Nantes fait désormais partie des Pays de la Loire et même cela, ce n’est pas expliqué dans le musée. Rien n’explique ce choix de retirer la Loire-Atlantique de la Bretagne et qui eut pour conséquence de retirer à beaucoup de gens le titre de Bretons.
Pourquoi n’en explique t-on pas les ressorts ?
Décidément, non, ce musée parle bien plus d’une histoire que l’on entend donner aux Nantais et non de leur histoire réelle.
Et pourtant tout le monde a le droit de connaître son histoire.
La ville de Nantes en tant qu’institution, devrait à mon sens, se montrer absolument attentive et intransigeante de protection vis à vis de sa richesse. Et donc reprendre le fonctionnement de ce musée pour l’interroger totalement. L’exposition ancienne des anneaux de la mémoire qui eut beaucoup de retentissements à l’époque, aurait elle mérité d’être permanente et de rester à la place de celle sur le «Rock». Cela aurait permis que la question de la traite soit toujours évoquée.
Afin de conclure mon propos en le renforçant, je voudrais attirer votre attention sur le triste sort laissé au tombeau de François II de Bretagne et de Marguerite de Foix actuel présent dans la cathédrale de Nantes. Les explications présentes décrivent bien plus le tombeau comme une œuvre d’art que comme la présentation du lit éternel d’un illustre personnage. Et pourtant, celui-ci a fait l’Histoire de Nantes. Il fut même à l’initiative de la création de l’université de Nantes. Il ne devrait donc pas être traité de la sorte. Idem pour cette petite plaque ridicule, posée à côté de son tombeau et qui parle de Dame de Châteaubriant qui fut pourtant aussi un personnage, quoique controversé, de l’Histoire de Bretagne.
Sous peine d’offrir aux nantais, une mémoire aménagée et parsemée de trous, ce qui serait tout simplement insupportable, il serait bon donc que la ville de Nantes reprenne dans sa politique culturelle un rôle de veille. Je vous alerte donc que notre mémoire est en péril.
J’espère donc que vous pourrez réagir à ce sujet en vue de la sauver.
Merci
4 commentaires
[…] By Thierry GUERIN […]
« Pour liquider les peuples, on commence par leur enlever la mémoire. On détruit leurs livres, leur culture, leur histoire. Puis quelqu’un d’autre leur écrit d’autres livres, leur donne une autre culture, leur invente une autre histoire.
Ensuite, le peuple commence lentement à oublier ce qu’il est et ce qu’il était.
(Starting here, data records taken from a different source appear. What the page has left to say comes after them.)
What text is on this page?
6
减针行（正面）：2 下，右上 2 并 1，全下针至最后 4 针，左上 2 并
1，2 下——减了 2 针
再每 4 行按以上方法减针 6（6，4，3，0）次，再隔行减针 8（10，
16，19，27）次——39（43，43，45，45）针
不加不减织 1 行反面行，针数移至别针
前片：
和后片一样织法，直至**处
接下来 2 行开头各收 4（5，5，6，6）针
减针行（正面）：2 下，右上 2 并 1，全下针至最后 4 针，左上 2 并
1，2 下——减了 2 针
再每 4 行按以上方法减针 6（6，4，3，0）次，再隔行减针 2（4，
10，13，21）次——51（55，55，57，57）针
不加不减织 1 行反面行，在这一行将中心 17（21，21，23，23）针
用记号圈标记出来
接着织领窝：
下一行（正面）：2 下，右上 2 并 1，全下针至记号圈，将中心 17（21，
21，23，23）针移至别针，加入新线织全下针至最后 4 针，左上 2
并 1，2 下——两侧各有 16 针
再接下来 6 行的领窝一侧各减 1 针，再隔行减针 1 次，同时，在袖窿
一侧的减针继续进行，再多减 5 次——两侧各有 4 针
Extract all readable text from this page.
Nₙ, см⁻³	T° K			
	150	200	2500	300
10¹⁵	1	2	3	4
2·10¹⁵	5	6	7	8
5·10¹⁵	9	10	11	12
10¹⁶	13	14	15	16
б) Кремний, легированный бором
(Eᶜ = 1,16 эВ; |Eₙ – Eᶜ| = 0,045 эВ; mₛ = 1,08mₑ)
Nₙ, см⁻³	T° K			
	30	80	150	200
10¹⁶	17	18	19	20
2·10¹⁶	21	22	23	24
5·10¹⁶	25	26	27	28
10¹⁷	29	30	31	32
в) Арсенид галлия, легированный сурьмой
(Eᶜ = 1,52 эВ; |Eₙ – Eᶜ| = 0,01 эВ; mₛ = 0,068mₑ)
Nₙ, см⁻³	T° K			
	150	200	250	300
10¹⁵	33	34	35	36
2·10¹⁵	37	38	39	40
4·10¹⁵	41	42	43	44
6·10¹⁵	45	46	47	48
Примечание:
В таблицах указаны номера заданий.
Et le monde autour de lui l’oublie encore plus vite. »
Milan Hübl (Ecrivain et historien Tchèque)
‘mañ ket poent ken skrivañ ul « » lizher digoret « »
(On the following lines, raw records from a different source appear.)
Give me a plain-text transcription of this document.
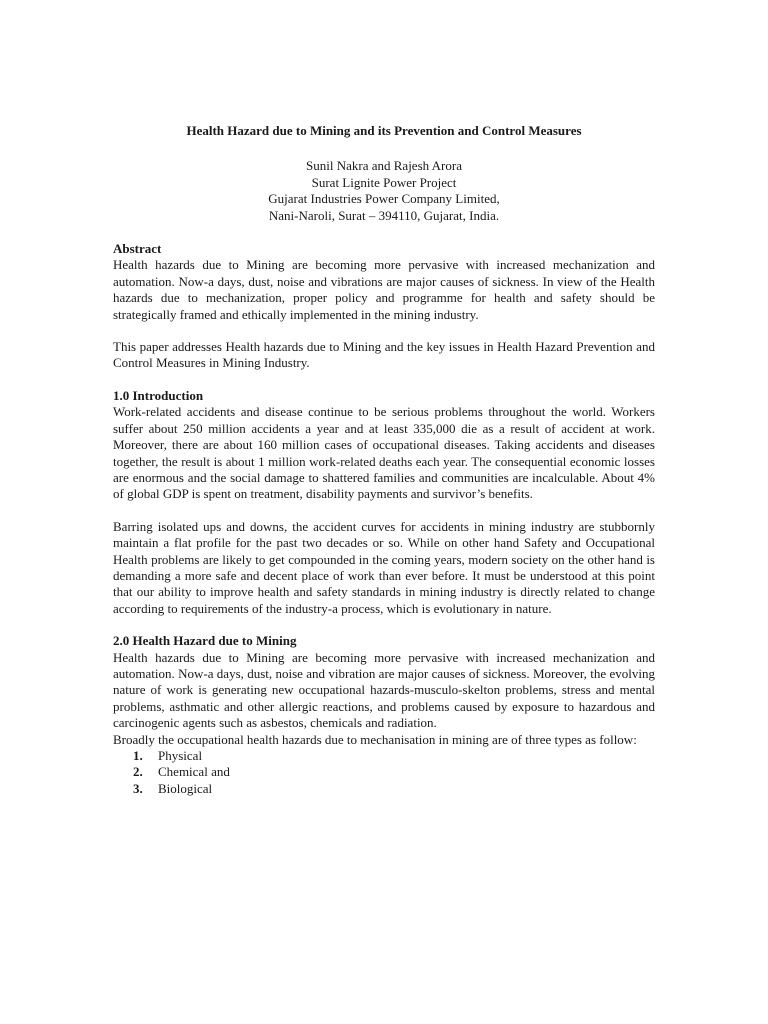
Health Hazard due to Mining and its Prevention and Control Measures
Sunil Nakra and Rajesh Arora
Surat Lignite Power Project
Gujarat Industries Power Company Limited,
Nani-Naroli, Surat – 394110, Gujarat, India.
Abstract

Health hazards due to Mining are becoming more pervasive with increased mechanization and automation. Now-a days, dust, noise and vibrations are major causes of sickness. In view of the Health hazards due to mechanization, proper policy and programme for health and safety should be strategically framed and ethically implemented in the mining industry.

This paper addresses Health hazards due to Mining and the key issues in Health Hazard Prevention and Control Measures in Mining Industry.

1.0 Introduction

Work-related accidents and disease continue to be serious problems throughout the world. Workers suffer about 250 million accidents a year and at least 335,000 die as a result of accident at work. Moreover, there are about 160 million cases of occupational diseases. Taking accidents and diseases together, the result is about 1 million work-related deaths each year. The consequential economic losses are enormous and the social damage to shattered families and communities are incalculable. About 4% of global GDP is spent on treatment, disability payments and survivor’s benefits.

Barring isolated ups and downs, the accident curves for accidents in mining industry are stubbornly maintain a flat profile for the past two decades or so. While on other hand Safety and Occupational Health problems are likely to get compounded in the coming years, modern society on the other hand is demanding a more safe and decent place of work than ever before. It must be understood at this point that our ability to improve health and safety standards in mining industry is directly related to change according to requirements of the industry-a process, which is evolutionary in nature.

2.0 Health Hazard due to Mining

Health hazards due to Mining are becoming more pervasive with increased mechanization and automation. Now-a days, dust, noise and vibration are major causes of sickness. Moreover, the evolving nature of work is generating new occupational hazards-musculo-skelton problems, stress and mental problems, asthmatic and other allergic reactions, and problems caused by exposure to hazardous and carcinogenic agents such as asbestos, chemicals and radiation.

Broadly the occupational health hazards due to mechanisation in mining are of three types as follow:

1.	Physical
2.	Chemical and
3.	Biological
ober evezhiadennou , hag ober evit ma teuio
ar buhanoc’h buhanañ an devezh e vo srivet , desket
roet zn dro da pephini an istor hon bro : Breizh !!!
hag en istor-se Naoned zo e barzh !!!
La Lettre Ouverte du 5 mai dernier de Thierry Guérin à Madame la Maire de Nantes, m’a paru de grande qualité.
Fondée sur la description objective du Château des Ducs de Bretagne, de son détournement actuel voire de son abandon, elle démontre la négation sournoise de l’Histoire de la Bretagne et de Nantes en particulier. J’ose espérer que Madame la Maire en tiendra compte dans le respect de tous.